Now I just need to decide on the book. For myself, I’m going to kill two birds with one stone (ha!) and finally get around to reading To Kill a Mockingbird. “You’ve never read that?!?!” says my wife. No, and it’s tremendously embarrassing to me, but I’m going to just go ahead and cop to it now: I’ve had opportunity after opportunity to do so, but have always managed to get distracted, most recently during the 50th anniversary of the book which landed dead square in the middle of our relocation across the country. So, I’ll read a banned book and I’ll also fill in a huge, glaring, ugly gap in my reading history.

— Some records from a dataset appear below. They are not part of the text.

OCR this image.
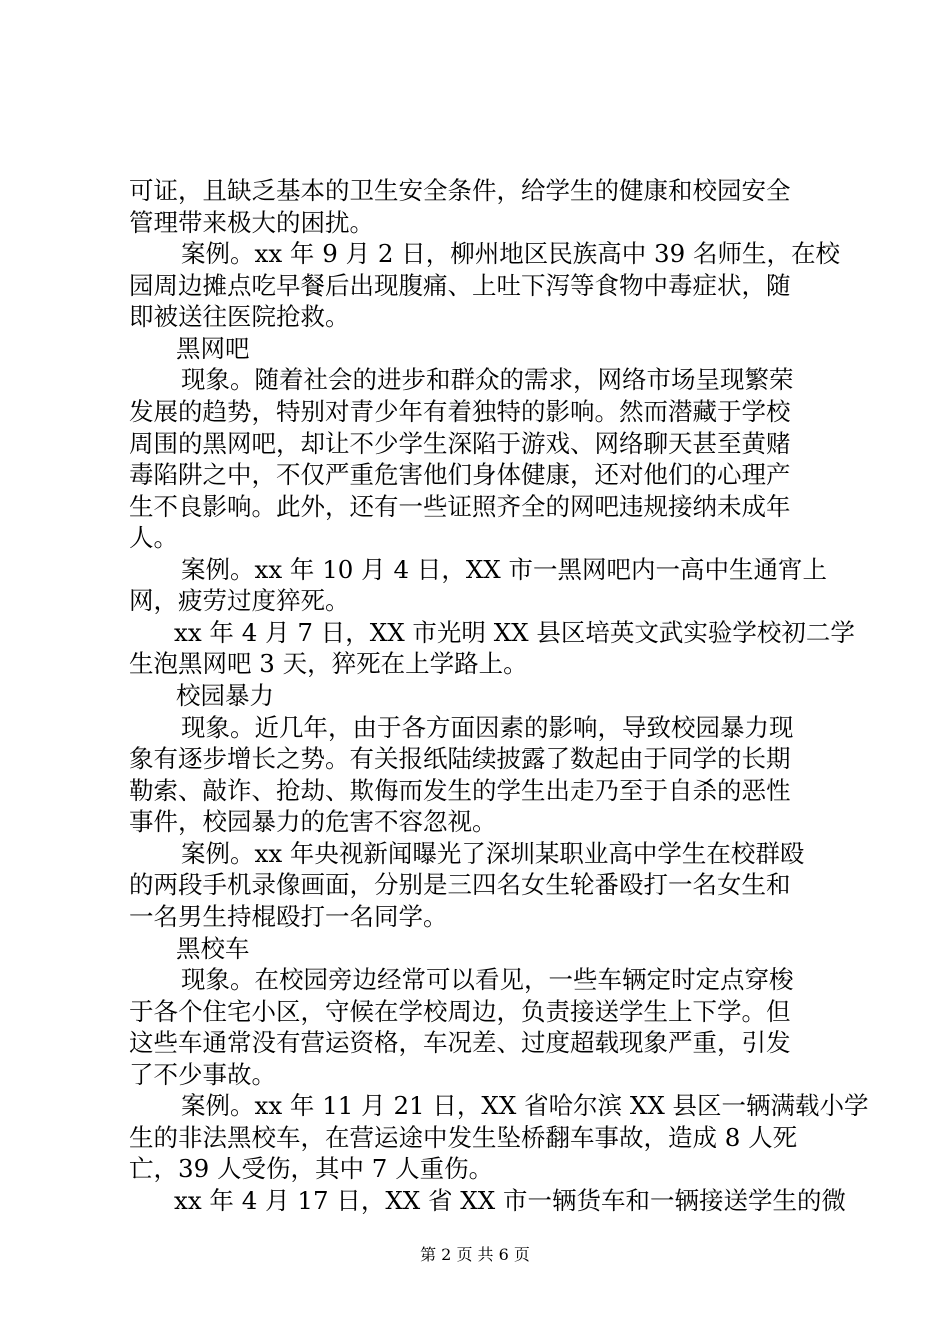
可证，且缺乏基本的卫生安全条件，给学生的健康和校园安全
管理带来极大的困扰。
案例。xx 年 9 月 2 日，柳州地区民族高中 39 名师生，在校
园周边摊点吃早餐后出现腹痛、上吐下泻等食物中毒症状，随
即被送往医院抢救。
黑网吧
现象。随着社会的进步和群众的需求，网络市场呈现繁荣
发展的趋势，特别对青少年有着独特的影响。然而潜藏于学校
周围的黑网吧，却让不少学生深陷于游戏、网络聊天甚至黄赌
毒陷阱之中，不仅严重危害他们身体健康，还对他们的心理产
生不良影响。此外，还有一些证照齐全的网吧违规接纳未成年
人。
案例。xx 年 10 月 4 日，XX 市一黑网吧内一高中生通宵上
网，疲劳过度猝死。
xx 年 4 月 7 日，XX 市光明 XX 县区培英文武实验学校初二学
生泡黑网吧 3 天，猝死在上学路上。
校园暴力
现象。近几年，由于各方面因素的影响，导致校园暴力现
象有逐步增长之势。有关报纸陆续披露了数起由于同学的长期
勒索、敲诈、抢劫、欺侮而发生的学生出走乃至于自杀的恶性
事件，校园暴力的危害不容忽视。
案例。xx 年央视新闻曝光了深圳某职业高中学生在校群殴
的两段手机录像画面，分别是三四名女生轮番殴打一名女生和
一名男生持棍殴打一名同学。
黑校车
现象。在校园旁边经常可以看见，一些车辆定时定点穿梭
于各个住宅小区，守候在学校周边，负责接送学生上下学。但
这些车通常没有营运资格，车况差、过度超载现象严重，引发
了不少事故。
案例。xx 年 11 月 21 日，XX 省哈尔滨 XX 县区一辆满载小学
生的非法黑校车，在营运途中发生坠桥翻车事故，造成 8 人死
亡，39 人受伤，其中 7 人重伤。
xx 年 4 月 17 日，XX 省 XX 市一辆货车和一辆接送学生的微
第 2 页 共 6 页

How’s that for efficiency?

For kids, finding one is made much easier by consulting this list maintained by the University Library of the University of Illinois at Urbana-Champaign.

If anyone out there is looking for ideas or feels like joining in on a reading challenge, two good places to start would be to check out the 10 most challenged books in the U.S. for 2010 (courtesy of the Guardian) and/or this book blogger reading challenge for the month over at Steph Su Reads.

Also, last year, the American Library Association released the following cute PSA about banned books. Be neat if they did another one, but this is pretty funny:




2 responses

27 09 2010

Okay, I’m with you. I’ve never read Catcher in the Rye. I’ll knock that out this week as I’m in between books for the most part anyway and would like to see what I’m missing.

30 09 2010
Andy Milford

The publishers Penguin do a box set of banned books, 10 books in total I believe, which is a great addition to any bookshelve!